A big-bang, single-site new hospital plan is less flexible than a plan that provides incremental upgrades at the hospital’s two existing sites.
So an important question remains – how can the hospital board both organizationally and governance-wise get to a place where their communities are able to know and trust that their decisions properly reflect and represent a consensus view of the constituency serviced?
Some relevant questions that could use clarification:
- Are served community areas appropriately represented on the board?
- Is there an appropriate balance between hospital-affiliated representatives versus unbiased and non-hospital affiliated individuals on the MAHC Capital Plan Development Task Force now underway?
- Are there good board governance practices in place for selection of board leadership positions?
- Does the board demonstrate appropriate public transparency and openness in how it conducts its business?
- Is the current board vested to the single-site decision made two years ago?
The questions clearly go beyond the MAHC Capital Plan Development Task Force, and the answers have long-term implications.

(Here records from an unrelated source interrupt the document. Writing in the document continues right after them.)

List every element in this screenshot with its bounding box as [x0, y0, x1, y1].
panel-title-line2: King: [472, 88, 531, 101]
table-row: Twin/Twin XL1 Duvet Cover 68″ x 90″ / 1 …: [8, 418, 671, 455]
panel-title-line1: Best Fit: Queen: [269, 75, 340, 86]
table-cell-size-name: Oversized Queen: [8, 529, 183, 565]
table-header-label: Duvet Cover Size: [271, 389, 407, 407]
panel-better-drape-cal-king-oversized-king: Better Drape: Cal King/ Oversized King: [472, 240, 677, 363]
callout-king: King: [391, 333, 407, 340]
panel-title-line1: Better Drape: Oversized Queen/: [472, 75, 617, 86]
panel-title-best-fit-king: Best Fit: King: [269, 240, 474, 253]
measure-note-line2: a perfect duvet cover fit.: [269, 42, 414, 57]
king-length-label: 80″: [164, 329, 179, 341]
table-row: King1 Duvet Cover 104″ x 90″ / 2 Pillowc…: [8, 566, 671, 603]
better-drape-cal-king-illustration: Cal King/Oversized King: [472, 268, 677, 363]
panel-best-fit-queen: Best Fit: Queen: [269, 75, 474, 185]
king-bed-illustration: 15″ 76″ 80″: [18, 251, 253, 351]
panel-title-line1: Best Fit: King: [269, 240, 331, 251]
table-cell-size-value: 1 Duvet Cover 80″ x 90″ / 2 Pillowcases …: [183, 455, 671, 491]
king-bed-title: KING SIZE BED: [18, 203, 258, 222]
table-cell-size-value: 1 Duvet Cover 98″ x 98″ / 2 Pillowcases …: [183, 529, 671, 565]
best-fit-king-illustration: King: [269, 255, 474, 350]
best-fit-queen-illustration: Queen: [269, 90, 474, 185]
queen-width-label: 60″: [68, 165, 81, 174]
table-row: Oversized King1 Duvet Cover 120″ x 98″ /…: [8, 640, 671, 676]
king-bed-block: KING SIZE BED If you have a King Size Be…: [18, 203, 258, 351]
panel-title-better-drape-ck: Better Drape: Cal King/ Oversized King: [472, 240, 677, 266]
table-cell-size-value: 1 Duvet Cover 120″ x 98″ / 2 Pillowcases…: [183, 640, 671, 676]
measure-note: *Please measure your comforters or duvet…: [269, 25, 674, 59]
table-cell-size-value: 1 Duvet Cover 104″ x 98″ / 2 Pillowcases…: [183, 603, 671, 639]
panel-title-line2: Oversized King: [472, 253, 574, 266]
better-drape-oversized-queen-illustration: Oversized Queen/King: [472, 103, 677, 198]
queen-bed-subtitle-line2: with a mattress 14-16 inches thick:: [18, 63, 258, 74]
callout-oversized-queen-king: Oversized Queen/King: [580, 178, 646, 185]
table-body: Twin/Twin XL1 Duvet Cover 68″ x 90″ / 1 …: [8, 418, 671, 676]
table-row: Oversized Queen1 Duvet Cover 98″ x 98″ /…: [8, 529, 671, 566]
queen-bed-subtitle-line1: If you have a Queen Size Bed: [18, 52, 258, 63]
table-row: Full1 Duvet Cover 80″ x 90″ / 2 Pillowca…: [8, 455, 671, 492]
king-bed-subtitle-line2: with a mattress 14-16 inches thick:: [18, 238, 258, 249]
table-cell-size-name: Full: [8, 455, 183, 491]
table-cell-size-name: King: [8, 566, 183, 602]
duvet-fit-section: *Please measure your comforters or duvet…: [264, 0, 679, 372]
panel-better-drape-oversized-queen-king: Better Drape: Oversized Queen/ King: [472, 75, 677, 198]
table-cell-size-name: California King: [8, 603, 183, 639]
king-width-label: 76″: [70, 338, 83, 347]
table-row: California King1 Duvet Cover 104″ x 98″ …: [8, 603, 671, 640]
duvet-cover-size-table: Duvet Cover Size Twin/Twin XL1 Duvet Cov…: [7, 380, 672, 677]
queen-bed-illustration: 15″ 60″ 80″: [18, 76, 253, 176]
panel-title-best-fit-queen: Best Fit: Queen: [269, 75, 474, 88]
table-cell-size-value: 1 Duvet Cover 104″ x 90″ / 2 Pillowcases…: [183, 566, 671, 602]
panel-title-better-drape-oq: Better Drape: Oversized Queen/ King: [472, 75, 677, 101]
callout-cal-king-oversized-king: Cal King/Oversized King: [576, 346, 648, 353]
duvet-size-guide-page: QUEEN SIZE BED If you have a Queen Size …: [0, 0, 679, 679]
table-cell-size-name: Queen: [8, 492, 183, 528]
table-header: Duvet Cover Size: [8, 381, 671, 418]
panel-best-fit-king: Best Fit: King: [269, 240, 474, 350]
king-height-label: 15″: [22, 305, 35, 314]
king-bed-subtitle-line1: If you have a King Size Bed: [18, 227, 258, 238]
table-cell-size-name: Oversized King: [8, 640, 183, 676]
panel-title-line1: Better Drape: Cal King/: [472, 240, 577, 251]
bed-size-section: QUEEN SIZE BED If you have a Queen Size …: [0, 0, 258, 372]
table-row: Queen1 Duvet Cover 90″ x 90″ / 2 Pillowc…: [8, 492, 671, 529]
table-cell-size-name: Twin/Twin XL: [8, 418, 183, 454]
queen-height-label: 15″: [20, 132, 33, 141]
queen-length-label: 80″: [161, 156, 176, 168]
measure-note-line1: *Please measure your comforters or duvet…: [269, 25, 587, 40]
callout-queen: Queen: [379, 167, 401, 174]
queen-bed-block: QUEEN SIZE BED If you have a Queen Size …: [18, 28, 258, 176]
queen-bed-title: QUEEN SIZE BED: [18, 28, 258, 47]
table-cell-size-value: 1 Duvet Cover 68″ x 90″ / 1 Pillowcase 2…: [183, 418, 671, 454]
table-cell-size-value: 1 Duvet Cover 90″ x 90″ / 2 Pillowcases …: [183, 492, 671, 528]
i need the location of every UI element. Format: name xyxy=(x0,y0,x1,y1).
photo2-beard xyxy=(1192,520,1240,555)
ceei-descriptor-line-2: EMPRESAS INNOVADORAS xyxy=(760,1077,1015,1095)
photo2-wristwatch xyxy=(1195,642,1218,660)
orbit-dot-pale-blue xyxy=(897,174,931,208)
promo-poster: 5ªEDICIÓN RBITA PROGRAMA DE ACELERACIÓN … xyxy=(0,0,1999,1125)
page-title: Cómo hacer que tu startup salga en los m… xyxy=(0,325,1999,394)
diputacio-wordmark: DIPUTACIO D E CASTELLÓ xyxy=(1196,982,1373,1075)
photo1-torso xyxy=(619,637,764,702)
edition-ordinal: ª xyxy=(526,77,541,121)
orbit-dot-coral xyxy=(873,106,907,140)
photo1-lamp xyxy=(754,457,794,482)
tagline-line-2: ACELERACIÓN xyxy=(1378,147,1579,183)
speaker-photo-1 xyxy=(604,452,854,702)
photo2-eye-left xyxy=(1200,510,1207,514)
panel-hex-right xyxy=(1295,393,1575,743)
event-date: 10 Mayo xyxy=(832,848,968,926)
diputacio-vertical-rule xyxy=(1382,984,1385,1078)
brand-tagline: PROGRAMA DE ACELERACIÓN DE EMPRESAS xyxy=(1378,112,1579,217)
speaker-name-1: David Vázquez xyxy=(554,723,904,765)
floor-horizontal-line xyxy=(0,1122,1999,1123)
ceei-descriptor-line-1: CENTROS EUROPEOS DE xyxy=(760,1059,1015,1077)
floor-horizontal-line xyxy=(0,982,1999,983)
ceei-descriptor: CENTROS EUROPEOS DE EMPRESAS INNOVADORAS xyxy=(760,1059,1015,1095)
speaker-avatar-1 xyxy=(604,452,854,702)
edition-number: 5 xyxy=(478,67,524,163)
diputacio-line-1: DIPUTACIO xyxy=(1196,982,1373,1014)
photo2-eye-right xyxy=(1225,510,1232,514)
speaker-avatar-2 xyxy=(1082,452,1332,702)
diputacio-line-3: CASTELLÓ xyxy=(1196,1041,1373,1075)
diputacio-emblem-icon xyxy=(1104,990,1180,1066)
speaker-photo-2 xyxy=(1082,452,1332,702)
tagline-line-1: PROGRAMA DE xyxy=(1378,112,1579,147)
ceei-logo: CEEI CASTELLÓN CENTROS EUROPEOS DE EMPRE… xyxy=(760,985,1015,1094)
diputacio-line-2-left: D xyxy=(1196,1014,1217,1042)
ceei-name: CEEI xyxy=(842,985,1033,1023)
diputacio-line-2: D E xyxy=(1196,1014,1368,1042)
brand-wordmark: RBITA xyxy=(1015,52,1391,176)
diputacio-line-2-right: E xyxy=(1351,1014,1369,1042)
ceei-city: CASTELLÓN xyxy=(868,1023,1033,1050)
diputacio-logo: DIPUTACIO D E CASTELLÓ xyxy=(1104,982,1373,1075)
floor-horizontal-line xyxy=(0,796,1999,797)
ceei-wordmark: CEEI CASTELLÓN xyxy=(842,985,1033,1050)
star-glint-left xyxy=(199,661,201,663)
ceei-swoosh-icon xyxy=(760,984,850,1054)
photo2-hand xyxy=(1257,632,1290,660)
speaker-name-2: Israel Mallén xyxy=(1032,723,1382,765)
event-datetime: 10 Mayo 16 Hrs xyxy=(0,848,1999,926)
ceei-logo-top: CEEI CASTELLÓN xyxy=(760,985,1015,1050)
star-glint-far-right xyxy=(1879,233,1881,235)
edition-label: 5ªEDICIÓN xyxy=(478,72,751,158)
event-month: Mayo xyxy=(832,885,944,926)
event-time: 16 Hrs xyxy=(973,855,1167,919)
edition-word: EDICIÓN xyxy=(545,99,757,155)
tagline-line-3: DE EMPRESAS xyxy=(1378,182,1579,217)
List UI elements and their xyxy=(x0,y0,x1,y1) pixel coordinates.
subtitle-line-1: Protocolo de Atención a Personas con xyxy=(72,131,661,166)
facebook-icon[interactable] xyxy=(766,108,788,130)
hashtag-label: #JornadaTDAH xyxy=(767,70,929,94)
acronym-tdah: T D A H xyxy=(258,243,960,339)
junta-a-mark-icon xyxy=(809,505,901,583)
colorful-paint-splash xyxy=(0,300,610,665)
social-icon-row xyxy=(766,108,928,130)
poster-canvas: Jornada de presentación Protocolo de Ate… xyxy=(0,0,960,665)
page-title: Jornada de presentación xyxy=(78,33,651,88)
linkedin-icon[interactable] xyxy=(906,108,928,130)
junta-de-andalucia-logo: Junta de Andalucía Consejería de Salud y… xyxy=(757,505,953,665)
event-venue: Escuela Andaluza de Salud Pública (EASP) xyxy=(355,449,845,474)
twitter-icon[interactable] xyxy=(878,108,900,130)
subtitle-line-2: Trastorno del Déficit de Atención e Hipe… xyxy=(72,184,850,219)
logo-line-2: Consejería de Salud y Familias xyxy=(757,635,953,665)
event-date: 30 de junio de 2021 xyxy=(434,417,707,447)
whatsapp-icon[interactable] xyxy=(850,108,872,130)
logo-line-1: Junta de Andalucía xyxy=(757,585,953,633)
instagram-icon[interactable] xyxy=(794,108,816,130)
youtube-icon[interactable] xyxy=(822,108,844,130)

If the broader public users are truly the shareholders of publicly funded healthcare, aligning accountabilities of the board is essential and should be expected. Healthcare in the community is of primary importance to all, and therefore everyone is encouraged to let their views known.
Authored by:
Dave Wilkin, (former) MAHC director,
Retired bank & IT executive
Ross Maund, (former) MAHC director,
Career health services corp. executive.